The department has asked for an extension, according to Gowdy.
The memos between Blumenthal and Clinton are separate from a batch of nearly 300 messages from Clinton’s private email server that the State Department made public last month.
That initial cache showed Clinton had received about 25 memos from Blumenthal regarding Libya while she was secretary of State.
On Monday, State Department spokesman John Kirby said the agency was “working through” its inventory of messages to “determine if there are emails in that batch that we either didn’t have or may have not provided.”

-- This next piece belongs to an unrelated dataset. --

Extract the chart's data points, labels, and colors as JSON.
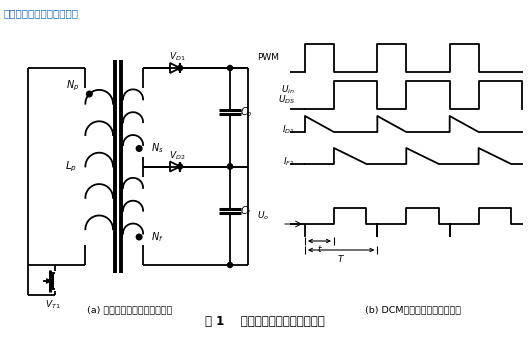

“Now I will say at least that the more that is asked for in terms of scope, the more resources it will consume here at the State Department, and the more time it will take. There’s no doubt about that,” he added. “But … it’s up to them to determine what they want to look at.”
Gowdy dismissed that argument.
“Every request to State is met with delay, a request for extension and pleading to narrow the scope,” he said. “The reality is the State Department under both Secretaries [John] Kerry and Clinton has failed in its obligation to provide transparency for the American people and congressional investigators.”
Gowdy added that panel Democrats “could help speed the process if they would stop providing cover and join the majority in demanding State step-up production.”
“In the end, if President Obama and Secretary Kerry want to fulfill the President’s pledge of the most transparent administration in history, they will ensure the Executive Branch complies with the Select Committee’s outstanding requests,” he added.